Volume depletion is a key concern, as it may precipitate acute kidney injury. Monitoring should also include assessment of nutritional status, muscle strength, and bone health.

Contraindications include a history of medullary thyroid carcinoma, multiple endocrine neoplasia syndrome type 2 (MEN 2), pancreatitis, significant gastroparesis, or gallbladder disease.

Supporting clinical evidence

Current indications for semaglutide are limited to patients with both CKD and T2D, although this may evolve with future research.

In the FLOW trial, semaglutide reduced the risk of kidney disease progression and major adverse cardiovascular events when added to standard care in patients with T2D and CKD.

Mechanistic insights from the REMODEL trial further support its role, identifying improvements in renal microvascular function through reduction of kidney fat, improved glomerular hemodynamics, attenuation of endothelial injury via metabolic reprogramming, and decreased inflammation and fibrosis.

Together, these findings suggest that semaglutide provides both renal and systemic benefits by addressing metabolic and inflammatory pathways underlying CKD progression.

Comparison with other GLP-1 therapies

Although semaglutide is currently the only GLP-1 RA with a specific indication for CKD progression, other agents in the class – such as liraglutide and dulaglutide – remain clinically relevant in the management of T2D and may offer renal benefits.

Clinical decision-making is often individualized. In patients already receiving a GLP-1 RA, continuation of the current therapy may be appropriate, particularly in the setting of formulary restrictions or adequate glycemic control.

Liraglutide, for example, is administered as a once-daily subcutaneous injection, which may affect adherence compared with once-weekly agents.

Tirzepatide, a dual glucose-dependent insulinotropic polypeptide (GIP) and GLP-1 receptor agonist, is approved for T2D, weight management and obstructive sleep apnea. Findings from the TREASURE-CKD study suggest an association with reductions in albuminuria, as well, though its role in CKD management continues to be defined.

“For patients with diabetes and CKD, I generally prefer semaglutide given the strength of evidence from the FLOW trial,” Dr. Paixao notes, while acknowledging that continuation of alternative agents may be reasonable in selected cases.

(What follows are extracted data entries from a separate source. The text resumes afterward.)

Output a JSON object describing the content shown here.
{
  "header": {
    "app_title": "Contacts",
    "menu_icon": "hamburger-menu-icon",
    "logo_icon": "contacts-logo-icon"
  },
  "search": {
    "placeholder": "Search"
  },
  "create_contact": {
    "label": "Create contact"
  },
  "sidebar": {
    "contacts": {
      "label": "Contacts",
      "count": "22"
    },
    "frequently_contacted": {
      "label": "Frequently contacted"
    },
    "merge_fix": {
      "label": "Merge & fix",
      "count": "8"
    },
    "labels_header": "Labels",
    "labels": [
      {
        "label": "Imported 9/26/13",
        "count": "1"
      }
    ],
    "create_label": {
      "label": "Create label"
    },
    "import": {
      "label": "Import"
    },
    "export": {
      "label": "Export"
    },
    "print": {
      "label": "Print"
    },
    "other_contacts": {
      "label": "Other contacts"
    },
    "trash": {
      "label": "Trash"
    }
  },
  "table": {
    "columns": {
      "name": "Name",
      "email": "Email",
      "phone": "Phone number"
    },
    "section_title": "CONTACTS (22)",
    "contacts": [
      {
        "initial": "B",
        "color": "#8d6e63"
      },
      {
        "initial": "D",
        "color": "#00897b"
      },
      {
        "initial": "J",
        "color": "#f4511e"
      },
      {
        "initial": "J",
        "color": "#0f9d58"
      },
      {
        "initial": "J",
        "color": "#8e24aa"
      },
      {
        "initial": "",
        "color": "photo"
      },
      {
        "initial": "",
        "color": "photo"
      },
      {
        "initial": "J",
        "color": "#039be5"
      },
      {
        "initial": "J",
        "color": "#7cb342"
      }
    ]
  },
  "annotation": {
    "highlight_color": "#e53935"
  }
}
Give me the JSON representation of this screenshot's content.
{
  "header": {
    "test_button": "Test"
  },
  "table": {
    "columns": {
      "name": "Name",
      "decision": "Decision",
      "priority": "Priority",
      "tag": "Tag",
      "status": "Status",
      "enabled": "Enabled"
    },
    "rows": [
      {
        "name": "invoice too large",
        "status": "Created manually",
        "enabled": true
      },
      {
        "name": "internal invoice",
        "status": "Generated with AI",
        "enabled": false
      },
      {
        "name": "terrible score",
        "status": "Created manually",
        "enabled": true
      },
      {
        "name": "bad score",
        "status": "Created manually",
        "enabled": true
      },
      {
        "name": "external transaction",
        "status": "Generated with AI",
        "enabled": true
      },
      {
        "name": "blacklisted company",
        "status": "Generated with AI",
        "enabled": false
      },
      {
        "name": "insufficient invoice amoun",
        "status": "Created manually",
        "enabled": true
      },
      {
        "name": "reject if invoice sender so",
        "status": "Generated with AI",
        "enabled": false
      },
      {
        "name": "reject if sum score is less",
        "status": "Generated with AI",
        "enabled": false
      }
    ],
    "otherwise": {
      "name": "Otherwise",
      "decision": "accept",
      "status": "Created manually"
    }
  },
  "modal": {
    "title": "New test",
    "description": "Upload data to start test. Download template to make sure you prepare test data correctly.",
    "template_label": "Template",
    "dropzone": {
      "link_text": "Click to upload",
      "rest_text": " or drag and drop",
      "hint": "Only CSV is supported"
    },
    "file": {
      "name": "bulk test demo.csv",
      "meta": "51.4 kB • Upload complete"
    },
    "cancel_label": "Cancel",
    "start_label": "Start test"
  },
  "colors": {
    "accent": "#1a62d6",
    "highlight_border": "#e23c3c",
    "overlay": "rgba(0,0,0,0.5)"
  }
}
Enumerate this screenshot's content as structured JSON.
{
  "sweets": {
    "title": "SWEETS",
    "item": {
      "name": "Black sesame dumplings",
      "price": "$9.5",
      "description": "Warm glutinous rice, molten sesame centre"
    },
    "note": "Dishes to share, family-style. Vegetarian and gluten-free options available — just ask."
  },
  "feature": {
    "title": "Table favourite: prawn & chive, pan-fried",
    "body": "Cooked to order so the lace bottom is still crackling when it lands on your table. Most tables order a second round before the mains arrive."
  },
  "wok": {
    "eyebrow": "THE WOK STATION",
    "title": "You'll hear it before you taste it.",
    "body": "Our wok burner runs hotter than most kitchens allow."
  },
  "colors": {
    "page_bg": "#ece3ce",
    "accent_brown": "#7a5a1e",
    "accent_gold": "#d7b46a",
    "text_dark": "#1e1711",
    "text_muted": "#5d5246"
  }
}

Primary care’s role in early detection

Primary care providers remain central to early CKD detection and prevention of disease progression. High-risk populations include patients with hypertension, diabetes or prediabetes, coronary artery disease, and dyslipidemia.

Routine evaluation should extend beyond serum creatinine to include longitudinal assessment of eGFR and albuminuria. A doubling of the urine albumin-creatinine ratio (uACR), particularly above 30 mg/g and accompanied by declining eGFR, should prompt nephrology referral. “Any unexplained abnormal kidney function warrants specialist evaluation,” Dr. Paixao emphasizes.

Looking ahead

The introduction of semaglutide represents a meaningful advancement in the management of CKD in patients with T2D. When integrated into a comprehensive, guideline-directed treatment strategy, it offers both renal and cardiovascular benefit.

As clinical experience expands and evidence continues to evolve – including in populations without diabetes – GLP-1 receptor agonists are likely to play an increasingly central role in modifying CKD progression and improving long-term outcomes.